Killgore said:
It has and it hasn't. After letting it settle for over a year, I went back and reread it and found that I had an affinity to Jessie and Tulip. But reading The Boys brought it all back. I truly feel that Ennis is a *****e, and he shouldn't be allowed within 100 yards of a superhero. He's a sadistic writer. As a writer myself, I understand putting your characters through hell, but he humiliates them at their weakest moments. He has difficulty committing to the scene, and allowing the moment to be sincere. Ennis is likened to Tarantino quite frequently, but Tarantino knows when to pull back and go for the heart rather than the gut. It's those moments, no matter how scant, that we are able to sympathize with the characters, rather than laugh at them. He gives us a moment where we can connect with the Bride without it being all irreverent. Imagine the scene in Kill Bill where Kiddo chats with Bill at the church. It endears us to the characters and makes the moment of betrayal that much more poignant. And that moment of brutal slaughter happens off camera. If Ennis had told it, Bill would have blew everyone away in gory but yet silly detail and Bill would have given her a pink sock and a nasty sanchez while Bud ejaculated on the alter. He cannot help but to humiliate his characters, and in return he is being disrespectful to the audience.
I kind of missed the part where frequent comparisons to Tarantino meant that Ennis has to somehow
defer to the man. You are waging a flawed argument by comparing too different artists working in two very different mediums.
Ennis' proposed sadism is predicated by his
love of imported American junk culture, it's what he, I, and millions of other kids grew up with: dumb as dirt, loud action flicks, trashy horror movies, and Dirt Harry's .357.
In fact, Ennis' view of America and his stories in which it frequently takes center stage is analogous to one of his favorite film genres: The Spaghetti Western. A European wrought mirror negative to the John Wayne, Gene Autry, white hats and white horses fables, that exposed a rougher, more ambivalent, and frankly, oft amoral side of the American headspace.

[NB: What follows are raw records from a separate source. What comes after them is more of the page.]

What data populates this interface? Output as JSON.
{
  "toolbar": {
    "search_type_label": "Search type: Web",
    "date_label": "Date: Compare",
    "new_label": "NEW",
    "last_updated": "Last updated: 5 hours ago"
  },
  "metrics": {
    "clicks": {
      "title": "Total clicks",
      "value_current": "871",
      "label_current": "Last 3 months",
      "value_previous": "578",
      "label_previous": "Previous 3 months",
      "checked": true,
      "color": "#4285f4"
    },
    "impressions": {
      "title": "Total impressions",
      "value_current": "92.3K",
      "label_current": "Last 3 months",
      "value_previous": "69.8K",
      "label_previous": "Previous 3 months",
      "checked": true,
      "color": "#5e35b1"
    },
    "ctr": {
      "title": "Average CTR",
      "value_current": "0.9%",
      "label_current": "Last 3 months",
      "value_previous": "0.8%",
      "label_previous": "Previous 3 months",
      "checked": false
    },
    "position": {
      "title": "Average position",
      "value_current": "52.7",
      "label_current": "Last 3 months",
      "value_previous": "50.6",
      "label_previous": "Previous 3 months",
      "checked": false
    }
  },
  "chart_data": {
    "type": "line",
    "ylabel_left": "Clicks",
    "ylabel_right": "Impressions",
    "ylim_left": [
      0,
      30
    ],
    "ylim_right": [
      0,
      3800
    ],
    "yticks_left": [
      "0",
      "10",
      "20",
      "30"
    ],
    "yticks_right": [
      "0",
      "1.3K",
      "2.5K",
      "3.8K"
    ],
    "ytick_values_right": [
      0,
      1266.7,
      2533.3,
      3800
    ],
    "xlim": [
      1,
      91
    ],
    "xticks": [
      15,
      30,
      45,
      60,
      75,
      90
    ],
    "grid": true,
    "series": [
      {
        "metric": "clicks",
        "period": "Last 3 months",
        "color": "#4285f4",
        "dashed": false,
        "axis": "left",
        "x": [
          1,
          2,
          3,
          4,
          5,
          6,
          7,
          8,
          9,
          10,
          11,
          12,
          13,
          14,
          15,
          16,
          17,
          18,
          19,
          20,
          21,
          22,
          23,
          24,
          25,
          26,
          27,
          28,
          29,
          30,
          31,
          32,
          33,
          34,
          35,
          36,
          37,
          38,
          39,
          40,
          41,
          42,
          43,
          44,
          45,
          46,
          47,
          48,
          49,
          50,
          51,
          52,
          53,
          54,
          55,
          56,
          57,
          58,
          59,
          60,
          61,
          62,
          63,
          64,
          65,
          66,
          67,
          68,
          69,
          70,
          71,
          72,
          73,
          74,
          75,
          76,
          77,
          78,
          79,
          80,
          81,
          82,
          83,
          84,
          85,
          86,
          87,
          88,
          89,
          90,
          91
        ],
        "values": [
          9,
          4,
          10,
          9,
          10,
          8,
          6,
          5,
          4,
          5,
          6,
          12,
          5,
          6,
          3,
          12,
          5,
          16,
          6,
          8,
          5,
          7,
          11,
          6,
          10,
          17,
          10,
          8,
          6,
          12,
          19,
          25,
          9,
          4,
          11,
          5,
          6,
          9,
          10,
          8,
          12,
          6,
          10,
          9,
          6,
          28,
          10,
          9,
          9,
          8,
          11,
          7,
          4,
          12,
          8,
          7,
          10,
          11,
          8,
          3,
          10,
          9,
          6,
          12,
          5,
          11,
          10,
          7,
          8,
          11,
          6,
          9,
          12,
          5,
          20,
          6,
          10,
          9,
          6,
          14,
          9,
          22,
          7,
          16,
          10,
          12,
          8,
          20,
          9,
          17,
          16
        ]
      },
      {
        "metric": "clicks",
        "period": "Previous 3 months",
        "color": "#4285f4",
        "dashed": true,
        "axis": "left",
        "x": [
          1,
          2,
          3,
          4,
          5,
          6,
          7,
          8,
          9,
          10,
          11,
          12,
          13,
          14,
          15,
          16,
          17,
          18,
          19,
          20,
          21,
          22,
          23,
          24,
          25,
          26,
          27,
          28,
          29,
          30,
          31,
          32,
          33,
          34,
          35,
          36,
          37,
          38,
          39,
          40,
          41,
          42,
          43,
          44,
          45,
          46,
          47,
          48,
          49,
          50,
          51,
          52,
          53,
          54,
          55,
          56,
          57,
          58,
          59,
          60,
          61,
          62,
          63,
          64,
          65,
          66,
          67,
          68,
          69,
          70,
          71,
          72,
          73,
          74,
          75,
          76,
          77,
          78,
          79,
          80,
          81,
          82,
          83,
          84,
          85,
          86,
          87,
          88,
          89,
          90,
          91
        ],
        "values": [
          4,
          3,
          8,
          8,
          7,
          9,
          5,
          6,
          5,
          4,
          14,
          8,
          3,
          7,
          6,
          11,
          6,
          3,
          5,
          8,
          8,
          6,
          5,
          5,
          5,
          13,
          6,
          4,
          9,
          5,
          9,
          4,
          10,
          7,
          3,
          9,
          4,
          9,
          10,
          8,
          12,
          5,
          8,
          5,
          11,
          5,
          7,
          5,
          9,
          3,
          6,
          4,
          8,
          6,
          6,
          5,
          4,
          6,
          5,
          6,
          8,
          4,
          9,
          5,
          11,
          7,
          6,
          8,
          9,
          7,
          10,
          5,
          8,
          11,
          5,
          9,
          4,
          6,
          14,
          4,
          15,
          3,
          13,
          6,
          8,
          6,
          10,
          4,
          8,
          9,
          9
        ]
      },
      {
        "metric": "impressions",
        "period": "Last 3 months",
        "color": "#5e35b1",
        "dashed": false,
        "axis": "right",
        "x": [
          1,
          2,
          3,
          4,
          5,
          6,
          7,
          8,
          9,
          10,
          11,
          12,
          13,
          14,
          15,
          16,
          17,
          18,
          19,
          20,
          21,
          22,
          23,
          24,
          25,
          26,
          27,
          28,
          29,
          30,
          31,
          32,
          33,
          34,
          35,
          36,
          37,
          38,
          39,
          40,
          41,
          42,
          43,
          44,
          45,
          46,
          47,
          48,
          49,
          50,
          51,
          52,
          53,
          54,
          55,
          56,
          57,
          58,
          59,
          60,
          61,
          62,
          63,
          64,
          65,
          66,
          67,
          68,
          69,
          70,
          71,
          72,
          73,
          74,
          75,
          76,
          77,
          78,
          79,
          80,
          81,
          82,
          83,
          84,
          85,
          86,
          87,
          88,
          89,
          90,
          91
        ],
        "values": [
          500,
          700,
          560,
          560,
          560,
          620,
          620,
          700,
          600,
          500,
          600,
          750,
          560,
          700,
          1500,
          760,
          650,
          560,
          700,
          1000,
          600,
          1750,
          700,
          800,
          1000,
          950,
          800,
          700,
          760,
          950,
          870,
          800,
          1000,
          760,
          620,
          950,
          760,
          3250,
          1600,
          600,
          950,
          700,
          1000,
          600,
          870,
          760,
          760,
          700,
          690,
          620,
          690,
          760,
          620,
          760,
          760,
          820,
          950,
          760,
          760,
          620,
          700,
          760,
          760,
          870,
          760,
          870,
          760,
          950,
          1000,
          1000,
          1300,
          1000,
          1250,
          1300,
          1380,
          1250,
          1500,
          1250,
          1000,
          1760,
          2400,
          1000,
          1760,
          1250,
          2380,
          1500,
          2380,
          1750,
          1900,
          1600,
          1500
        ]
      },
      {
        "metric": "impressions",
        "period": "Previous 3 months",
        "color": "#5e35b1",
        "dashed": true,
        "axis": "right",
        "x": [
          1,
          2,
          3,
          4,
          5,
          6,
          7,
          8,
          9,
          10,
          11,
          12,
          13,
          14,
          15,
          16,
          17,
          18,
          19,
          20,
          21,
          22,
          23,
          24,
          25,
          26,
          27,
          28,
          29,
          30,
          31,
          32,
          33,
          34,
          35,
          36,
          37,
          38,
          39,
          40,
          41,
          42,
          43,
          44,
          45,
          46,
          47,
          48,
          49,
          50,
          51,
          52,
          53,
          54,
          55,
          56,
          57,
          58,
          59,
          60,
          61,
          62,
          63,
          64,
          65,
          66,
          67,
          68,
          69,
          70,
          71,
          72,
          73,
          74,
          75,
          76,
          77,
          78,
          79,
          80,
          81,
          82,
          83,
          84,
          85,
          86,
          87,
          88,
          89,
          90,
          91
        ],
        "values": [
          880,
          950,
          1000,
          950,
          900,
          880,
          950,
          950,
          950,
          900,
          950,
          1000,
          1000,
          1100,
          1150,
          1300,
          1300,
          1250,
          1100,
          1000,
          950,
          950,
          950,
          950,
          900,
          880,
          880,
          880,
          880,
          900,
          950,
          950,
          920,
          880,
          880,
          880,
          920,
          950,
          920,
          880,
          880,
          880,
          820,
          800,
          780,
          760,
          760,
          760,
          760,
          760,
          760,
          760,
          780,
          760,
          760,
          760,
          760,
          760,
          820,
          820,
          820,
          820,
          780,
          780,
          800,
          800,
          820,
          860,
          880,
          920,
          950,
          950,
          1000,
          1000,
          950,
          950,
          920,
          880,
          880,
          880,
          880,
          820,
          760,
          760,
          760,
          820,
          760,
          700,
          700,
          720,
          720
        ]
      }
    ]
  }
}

That isPreacher. Preacher is for a wide range of people, not just for 14 year olds who think
"Fat people, blood, anal rape, and ******ed s**t eating Jesus is kewl doodz!". It was special to me specifically because in reading it I discovered that Ennis is in fact a tremendously moral writer, moral for people who know that there was such thing as moral before the birth of Christianity (which frankly, I find to be an utterly regrettable event in human history).
Preacher is fearless in a lot of its subject matter, but what kept me reading was its wonderful depiction of friendship, devotion, and male bonding. It captured the ebb and flow of such relationships in both realistic and hyper-realistic ways, and rarely a step did it miss.
Ennis' only real failing as a writer is his devotion to excessively juvenile,
not offensive, but
juvenile humor. Ennis will constantly take that **** to the wall and never look back, and yes, it can be distracting. However, Ennis at his best, is one of the best, and has a terrific grasp of that battle that ensues when man clashes with society and when man clashes with himself than almost any other writer in mainstream comicdom.
*Also, it is my firm opinion, that morality should never,
ever be a prerequisite for a writer of fiction. To insinuate, as you have, that an artist should know when to "pull back" when taking on issues of viloence and sex is an affront to some of the most important literary and filmic figures that ever walked this bedraggled ball of dirt.
*And! I love the concept of the superhero, but superheroes are not sacred, and while I'm not quite ready to defend 'The Boys' (It's only just getting started) I'd say that it's meshing of the current political and popculture landscape is appropriate, and promising.